The Goose as a Food Source

Some homesteads choose the practice of keeping geese on the farm for their nutritious eggs and meat. On average a productive goose will lay approximately 35 eggs per season; geese do not lay all year long as chickens or ducks do. Instead, they lay only during their breeding period which falls in mid-to-late spring. The eggs are rich in protein, vitamins B12 and B6, vitamin A and D, and iron. Additionally, the meat of the goose is covered with a thin layer of fat directly beneath the skin. This fat melts away during the cooking process, resulting in a naturally basted and deeply textured main course. Both goose eggs and meat are less readily available to consumers than those from chickens or ducks, so they often can fetch a higher price at market.

A female Sebastopol goose and her gorgeous disarray of feathers.

Goose Down Feathers

The crafty homesteader may choose to raise geese for their down feathers; the layer of fine feathers underneath the goose’s large exterior plume. Humane practices can be used to collect these feathers and the goose need not be harmed during harvest. Some farms simply collect naturally shed feathers from nests during and after breeding season. These down feathers can be used as insulation in clothing, blankets, bedding, and other textiles.

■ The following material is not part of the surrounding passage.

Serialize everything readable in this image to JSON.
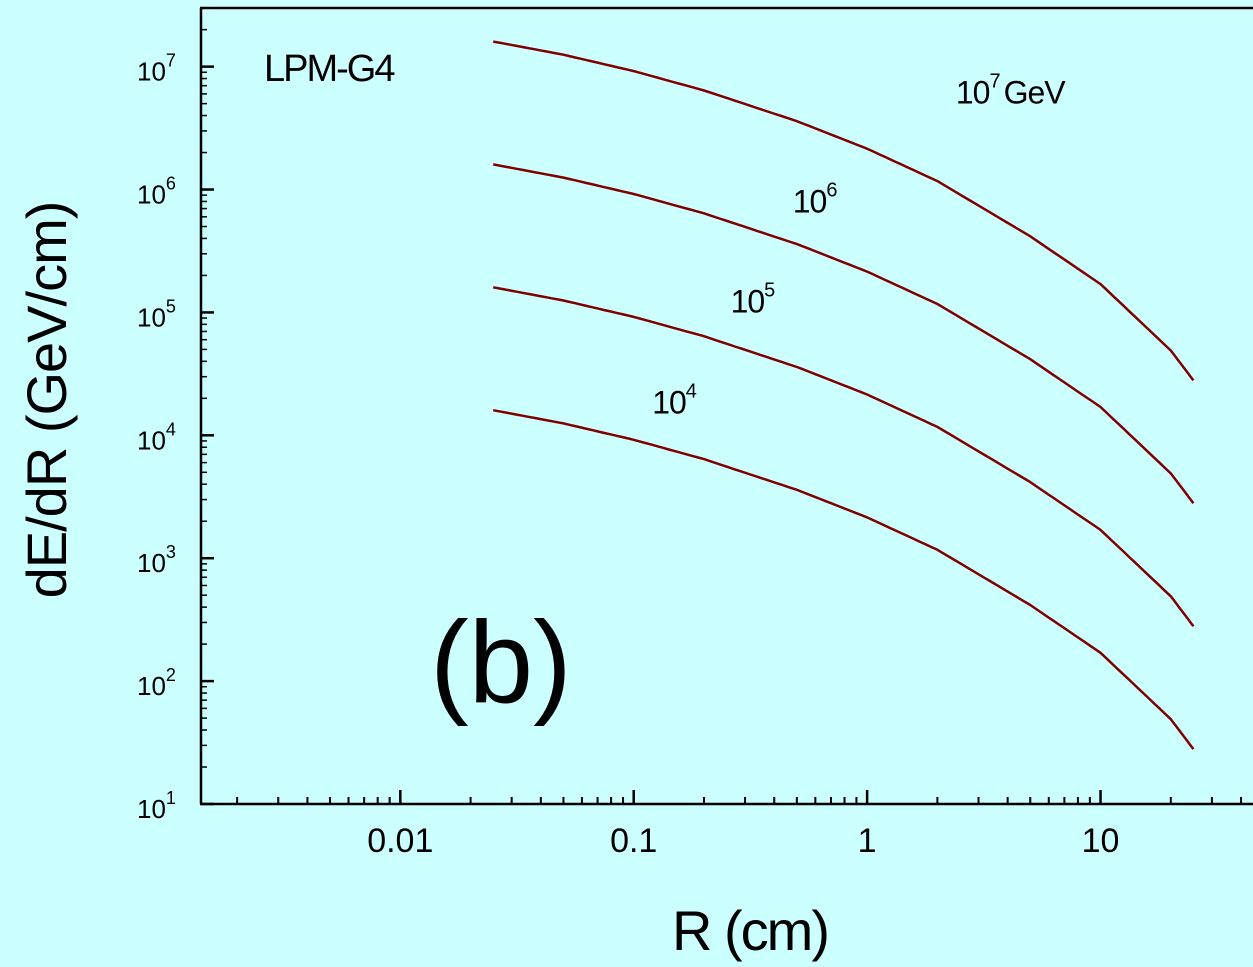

As with most livestock animals, specific breeds are more suitable or appropriate than others to serve particular functions. More aggressively minded geese such as the African or Chinese goose are strong candidates for the role of the watchdog. A heavyweight goose, like the Large Dewlap Toulouse, might be the best choice for meat production. Sebastopol geese and their gentle nature are wonderful companion animals. There are many geese breeds in existence to choose from and some can certainly perform more than one occupation. With so many functions, these feathered companions are easily an advantageous and productive addition to any homestead.

For what reasons are you considering adding geese to your farmstead?